Apparel and specialty stores cut a seasonally adjusted 17,600 jobs from payrolls last month to employ 1.34 million, while department stores shed 5,100 jobs to employ 1.3 million. General merchandisers, a category that includes department stores and discounters, boosted payroll slightly by 800 to employ 3.2 million.
In the overall economy, employers added 178,000 jobs and the unemployment rate fell to 4.6 percent from 4.9 percent in October.
Apparel employers added 400 seasonally adjusted jobs to employ 131,200, while employment at mills making apparel fabric and yarn fell 200 to 112,000 last month. Textile product mills added 100 jobs to employ 114,600.
Scott Hoyt, senior director of consumer economics at Moody’s Analytics, said the specialty store employment decline was surprising, noting that many retailers announced their seasonal hiring plans would be comparable with last year.
He said additional hiring for many retailers is in their e-commerce divisions, which is measured in the retail warehouse and distribution center segment of the government’s report.

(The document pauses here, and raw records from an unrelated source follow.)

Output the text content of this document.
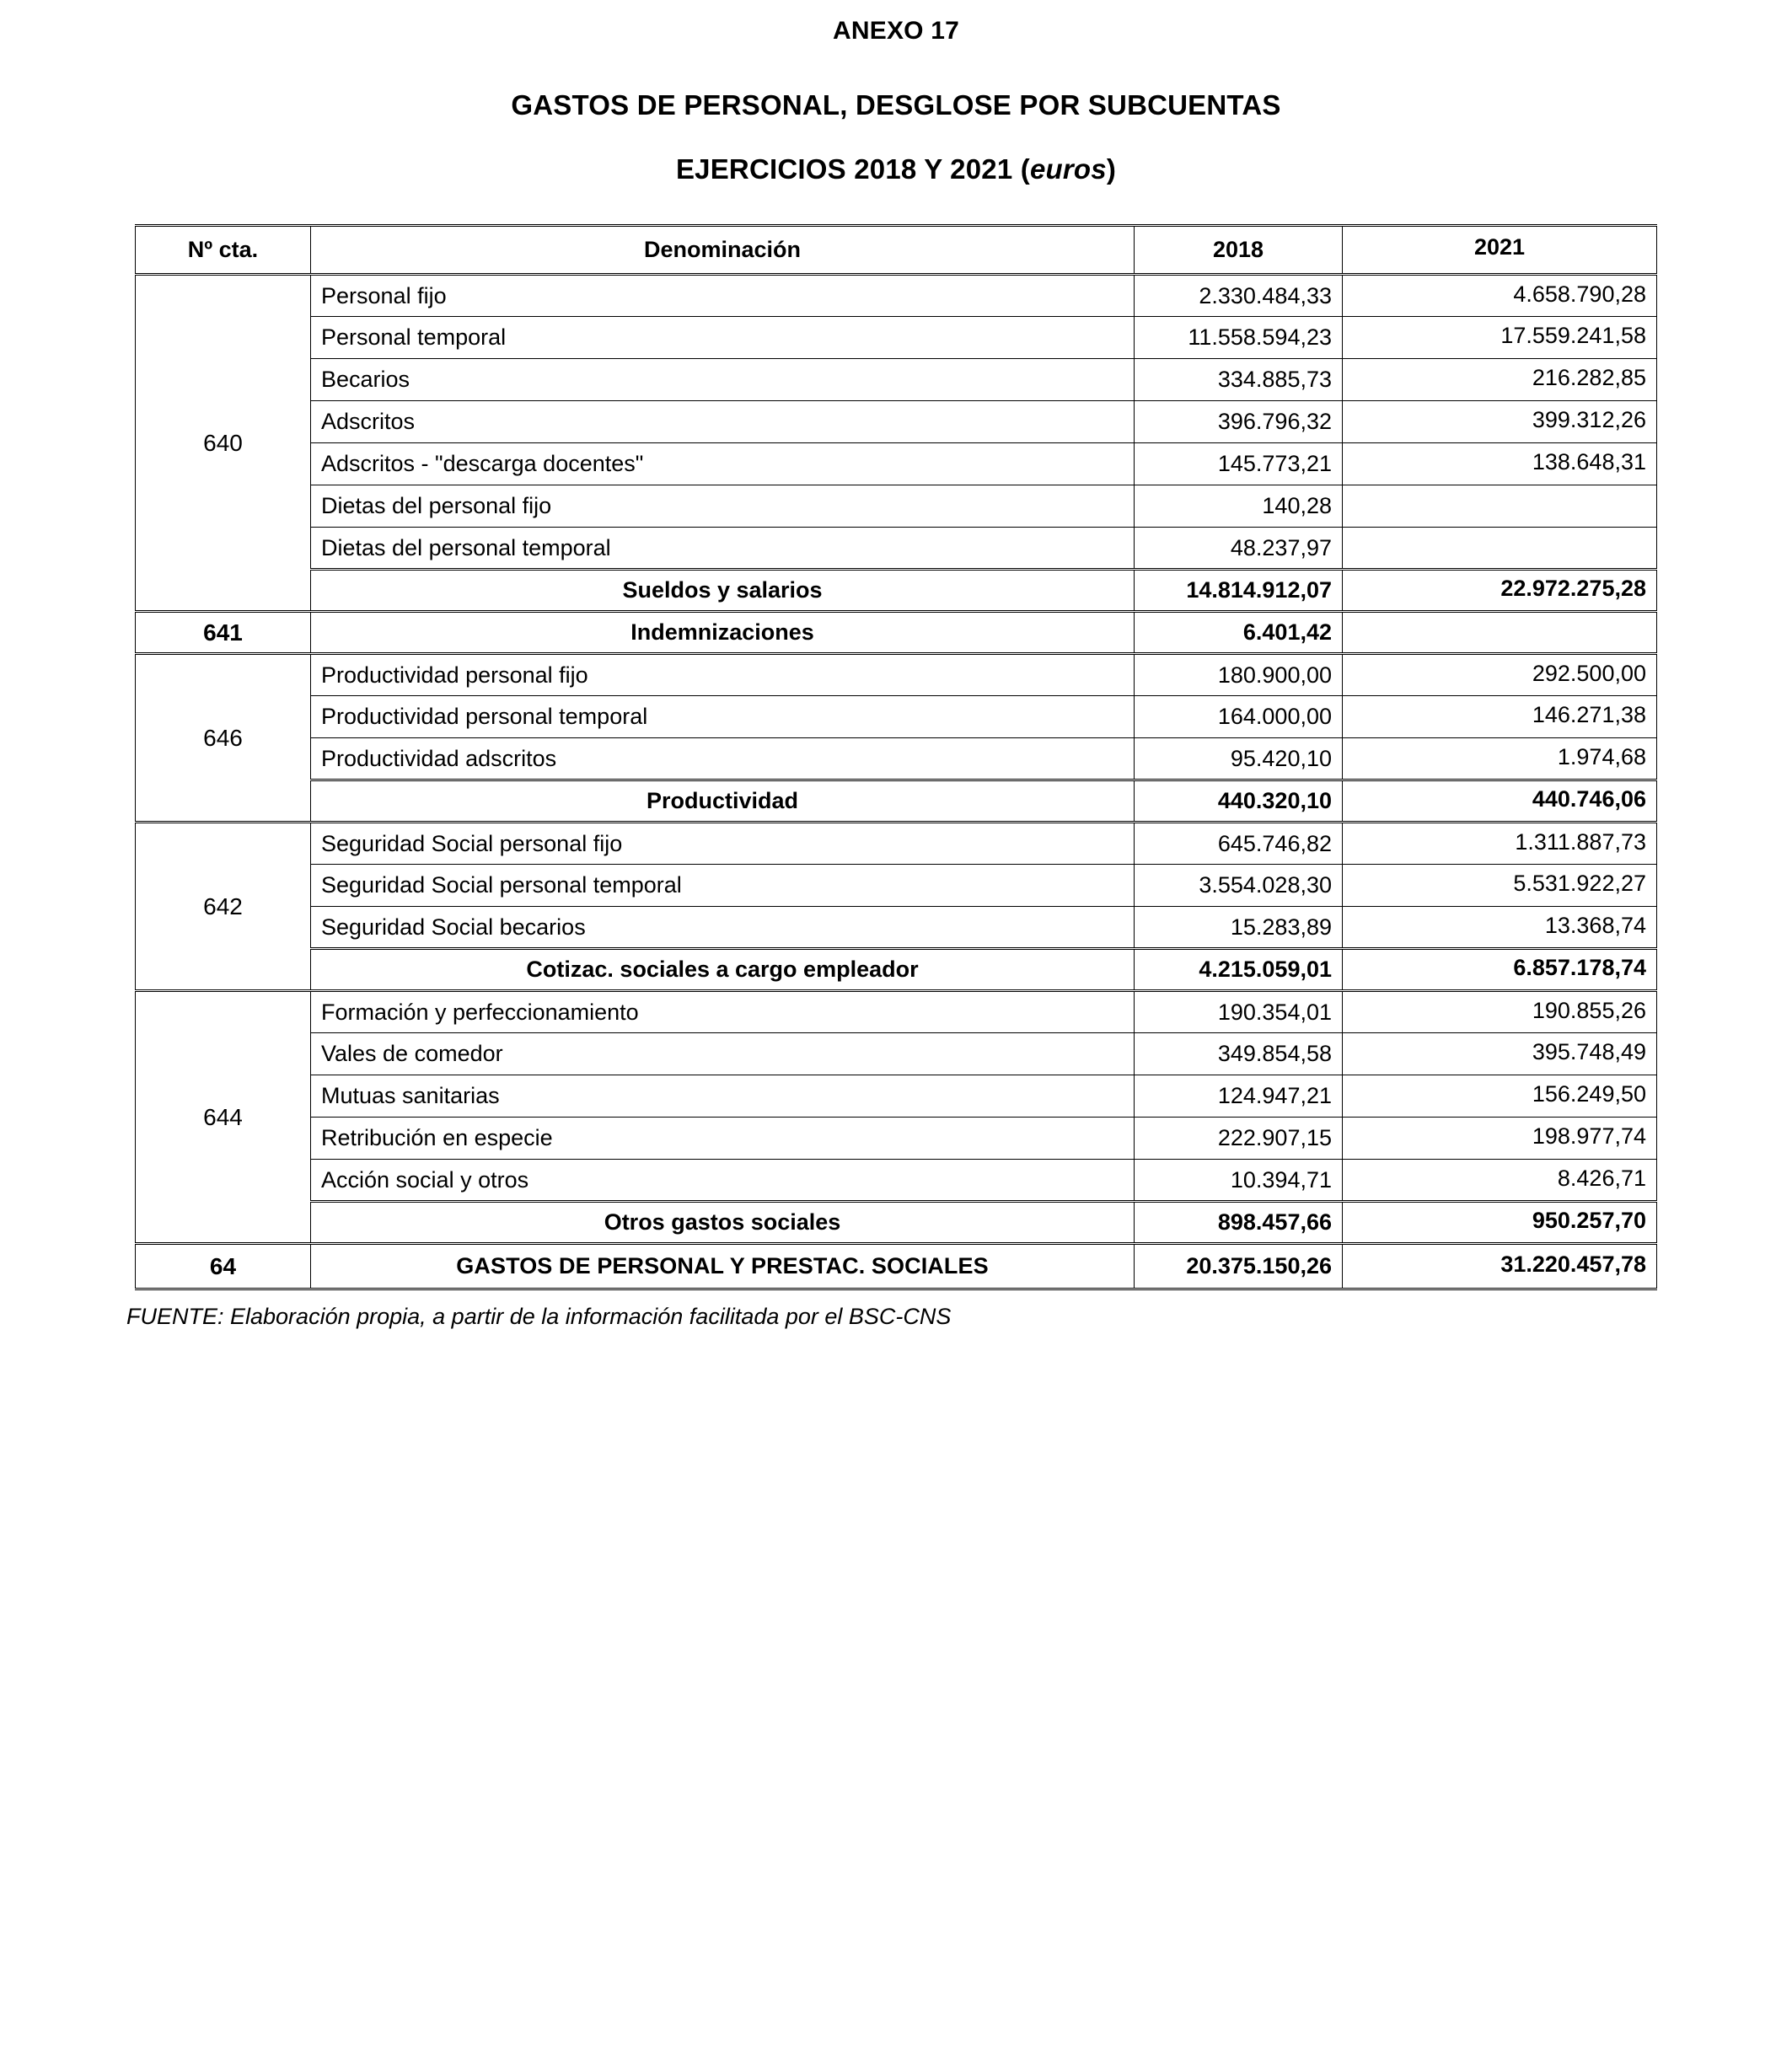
ANEXO 17
GASTOS DE PERSONAL, DESGLOSE POR SUBCUENTAS
EJERCICIOS 2018 Y 2021 (euros)
Nº cta.	Denominación	2018	2021
640	Personal fijo	2.330.484,33	4.658.790,28
	Personal temporal	11.558.594,23	17.559.241,58
	Becarios	334.885,73	216.282,85
	Adscritos	396.796,32	399.312,26
	Adscritos - "descarga docentes"	145.773,21	138.648,31
	Dietas del personal fijo	140,28	
	Dietas del personal temporal	48.237,97	
	Sueldos y salarios	14.814.912,07	22.972.275,28
641	Indemnizaciones	6.401,42	
646	Productividad personal fijo	180.900,00	292.500,00
	Productividad personal temporal	164.000,00	146.271,38
	Productividad adscritos	95.420,10	1.974,68
	Productividad	440.320,10	440.746,06
642	Seguridad Social personal fijo	645.746,82	1.311.887,73
	Seguridad Social personal temporal	3.554.028,30	5.531.922,27
	Seguridad Social becarios	15.283,89	13.368,74
	Cotizac. sociales a cargo empleador	4.215.059,01	6.857.178,74
644	Formación y perfeccionamiento	190.354,01	190.855,26
	Vales de comedor	349.854,58	395.748,49
	Mutuas sanitarias	124.947,21	156.249,50
	Retribución en especie	222.907,15	198.977,74
	Acción social y otros	10.394,71	8.426,71
	Otros gastos sociales	898.457,66	950.257,70
64	GASTOS DE PERSONAL Y PRESTAC. SOCIALES	20.375.150,26	31.220.457,78
FUENTE: Elaboración propia, a partir de la información facilitada por el BSC-CNS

Hoyt noted that employment at department stores is down 4,600 year over year, while employment at apparel and accessories stores is down 29,600, Hoyt said. Department stores had been doing “relatively well” in terms of employment, posting gains for the past five consecutive months until November, he said.
The outlook for employment into the first quarter is bright for the overall job market, but “less bright” for retail, he noted, adding that “they’ve got pressure that is continuing to rise in the online share of sales in addition to pricing pressure.”
Jack Kleinhenz, chief economist at the National Retail Federation, said, “The market continues on its variable path toward full employment and today’s report points to a rate hike by the Federal Reserve. We continue to expect a positive holiday season for retailers and it appears that retailers should have the employees they need in place to meet the expected solid increase in holiday sales.”
Nariman Behravesh, chief economist at IHS Markit, said November was a “solid month for jobs growth in the U.S. and consistent with an economy with underlying growth rate in the 2 to 2.5 percent range.”
“With the recent improvements in productivity growth, this solid but modest growth range implies that employment gains are set to slow further over the next couple of years,” Behravesh said.
On the downside, the participation in the labor force edged down slightly last month, which contributed to the decline in the unemployment rate. Wage growth also fell 0.1 percent, after posting gains of 0.4 percent in October and 0.3 percent in September.
“While the data on both the labor force and wage growth are disappointing, there is a strong seasonal factor in both and both have been quite volatile in the past six months,” Behravesh said. “It is important to keep in mind that, despite the declines the past two months, the U.S. labor force is 2 million people larger than it was a year ago.”
In addition wage growth was 2.5 percent higher year over year in November, above the average of 2.3 percent in 2015, he said.
“There is nothing in today’s employment report that is likely to deter the Fed from raising interest rates later this month,” he added.